A Timely Focus on Data Science

Figure 1. A sampling of Venn diagrams that researchers have proposed to define data science. Image courtesy of Google Images.

It is generally agreed that data science involves mathematics, statistics, computer science, data, and applications. Attempts to characterize it have led to an assortment of Venn diagrams with variously defined sets (see Figure 1). Regardless of data science’s meaning, the SIAM community—with expertise in all the component areas—is uniquely positioned to contribute to it.

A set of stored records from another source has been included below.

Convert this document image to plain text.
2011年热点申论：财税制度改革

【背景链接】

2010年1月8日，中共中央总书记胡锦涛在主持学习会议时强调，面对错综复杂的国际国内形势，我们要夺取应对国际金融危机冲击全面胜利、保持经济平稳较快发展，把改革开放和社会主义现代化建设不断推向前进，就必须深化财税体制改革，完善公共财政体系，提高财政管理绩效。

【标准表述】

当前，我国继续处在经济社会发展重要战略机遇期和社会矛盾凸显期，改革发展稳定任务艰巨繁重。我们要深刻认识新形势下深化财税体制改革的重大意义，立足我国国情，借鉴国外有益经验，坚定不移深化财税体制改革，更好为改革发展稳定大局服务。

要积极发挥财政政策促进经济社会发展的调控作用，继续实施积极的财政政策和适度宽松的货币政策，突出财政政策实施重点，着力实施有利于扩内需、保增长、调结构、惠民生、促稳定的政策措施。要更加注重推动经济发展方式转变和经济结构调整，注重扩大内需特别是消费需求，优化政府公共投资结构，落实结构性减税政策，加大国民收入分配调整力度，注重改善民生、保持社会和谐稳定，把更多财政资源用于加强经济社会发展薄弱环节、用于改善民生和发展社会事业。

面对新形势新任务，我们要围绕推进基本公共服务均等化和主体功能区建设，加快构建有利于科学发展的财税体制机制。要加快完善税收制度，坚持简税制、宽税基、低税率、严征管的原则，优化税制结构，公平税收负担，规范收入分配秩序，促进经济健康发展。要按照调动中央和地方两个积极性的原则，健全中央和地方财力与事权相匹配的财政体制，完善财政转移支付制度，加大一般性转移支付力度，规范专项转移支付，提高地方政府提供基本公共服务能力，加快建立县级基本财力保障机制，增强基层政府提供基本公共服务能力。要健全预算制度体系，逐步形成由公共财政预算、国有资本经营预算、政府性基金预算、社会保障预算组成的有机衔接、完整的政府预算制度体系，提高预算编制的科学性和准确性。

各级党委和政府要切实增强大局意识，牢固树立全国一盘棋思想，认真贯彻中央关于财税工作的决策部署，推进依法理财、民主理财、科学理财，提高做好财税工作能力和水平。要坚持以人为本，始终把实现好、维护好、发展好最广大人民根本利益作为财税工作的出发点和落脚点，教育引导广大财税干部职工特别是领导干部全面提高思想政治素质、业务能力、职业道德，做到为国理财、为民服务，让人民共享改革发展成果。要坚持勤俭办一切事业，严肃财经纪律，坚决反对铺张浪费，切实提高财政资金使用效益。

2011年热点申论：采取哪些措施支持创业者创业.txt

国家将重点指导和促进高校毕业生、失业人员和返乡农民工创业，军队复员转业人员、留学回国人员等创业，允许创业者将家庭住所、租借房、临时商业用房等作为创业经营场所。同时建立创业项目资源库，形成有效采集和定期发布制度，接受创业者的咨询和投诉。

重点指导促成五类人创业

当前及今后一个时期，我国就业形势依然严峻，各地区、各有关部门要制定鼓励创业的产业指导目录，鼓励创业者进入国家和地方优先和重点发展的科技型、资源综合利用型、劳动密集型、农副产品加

It is therefore both timely and appropriate that in 2018, SIAM introduced the SIAM Journal on Mathematics of Data Science (with editor-in-chief Tammy Kolda of Sandia National Laboratories), launched its Data Science book series (with editor-in-chief Ilse Ipsen of North Carolina State University), and is planning a data science conference for 2020. Moreover, data science boasts its own research area page on the new SIAM website.

The most hyped aspect of data science is undoubtedly machine learning, especially deep learning. Michael Elad examined the role of deep learning in imaging science in the May 2017 issue of SIAM News [3]. His analysis inspired discussion. He noted that “In most cases, deep learning-based solutions lack mathematical elegance and offer very little interpretability of the found solution or understanding of the underlying phenomena.” Peter Warden, data science book author and member of Google’s TensorFlow team, has written that “Most of machine learning is the software equivalent of banging on the side of the TV set until it works, so don’t be discouraged if you have trouble seeing an underlying theory behind all your tweaking!” Advances in the theoretical underpinning of machine learning and deep learning are clearly needed. The SIAM community can contribute novel understanding and breakthroughs; in fact, it is already doing so [2]. The new journal, book series, and upcoming conference provide the perfect platforms to report such contributions.

Cartoon created by mathematician John de Pillis.

The SIAM community is well versed in the aspect of data science that concerns the accuracy of results. Mathematicians are accustomed to handling uncertainties introduced by data and rounding errors. Here, the trend towards processors that support low-precision arithmetic is impinging on data science. The NVIDIA V100 graphics processing unit (GPU) supports half-precision floating-point arithmetic and—using its tensor cores—can execute it at a rate of up to 112 teraflops, compared with seven teraflops for double precision. It is therefore tempting to run data-intensive computations in half precision. But a half-precision number has only the equivalent of around four-decimal-digit precision; will the computed results have any correct digits?

Researchers have reported success with low precision in machine learning. For example, at the 2018 SIAM Conference on Parallel Processing for Scientific Computing, held this March in Tokyo, Takuya Akiba (Preferred Networks, Inc., Tokyo) explained how he and his colleagues trained ResNet-50 on ImageNet for 90-epochs (a standard benchmark) on 1024 NVIDIA P100 GPUs in 15 minutes, thus halving the previous record time. Among the key ideas was the selective use of half precision [1].

Of course, data science presents challenges not only in research but also in teaching — another area that benefits from SIAM community engagement. At the 2018 SIAM Conference on Applied Mathematics Education, held in Portland, Ore., this July, Gil Strang (Massachusetts Institute of Technology) organized a minisymposium on “Deep Learning and Deep Teaching.” In his talk, Gil presented some of the ideas contained in his forthcoming book on the subject [4] and posed the tantalizing question of whether deep learning can learn calculus; much discussion ensued.

Gil Strang speaks about deep learning during the 2018 SIAM Conference on Applied Mathematics Education, held in Portland, Ore., this July.

SIAM is already a great source of expertise and information on many aspects of data science. I look forward to our community playing a growing role in the area and attracting new members with an interest in the subject.

References
[1] Akiba, T., Suzuki. S., & Fukuda, K. (2017). Extremely Large Minibatch SGD: Training ResNet-50 on ImageNet in 15 Minutes. Preprint, arXiv:1711.04325.
[2] Bottou, L., Curtis, F.E., & Nocedal, J. (2018). Optimization Methods for Large-Scale Machine Learning. SIAM Rev., 60, 223-311.
[3] Elad, M. (2017, May). Deep, Deep Trouble: Deep Learning’s Impact on Image Processing, Mathematics, and Humanity. SIAM News, 50(4), p. 12.
[4] Strang, G. (2019). Linear Algebra and Learning from Data. Wellesley, MA: Wellesley-Cambridge Press. In press.

Nicholas Higham is Royal Society Research Professor and Richardson Professor of Applied Mathematics at the University of Manchester. He is the current president of SIAM.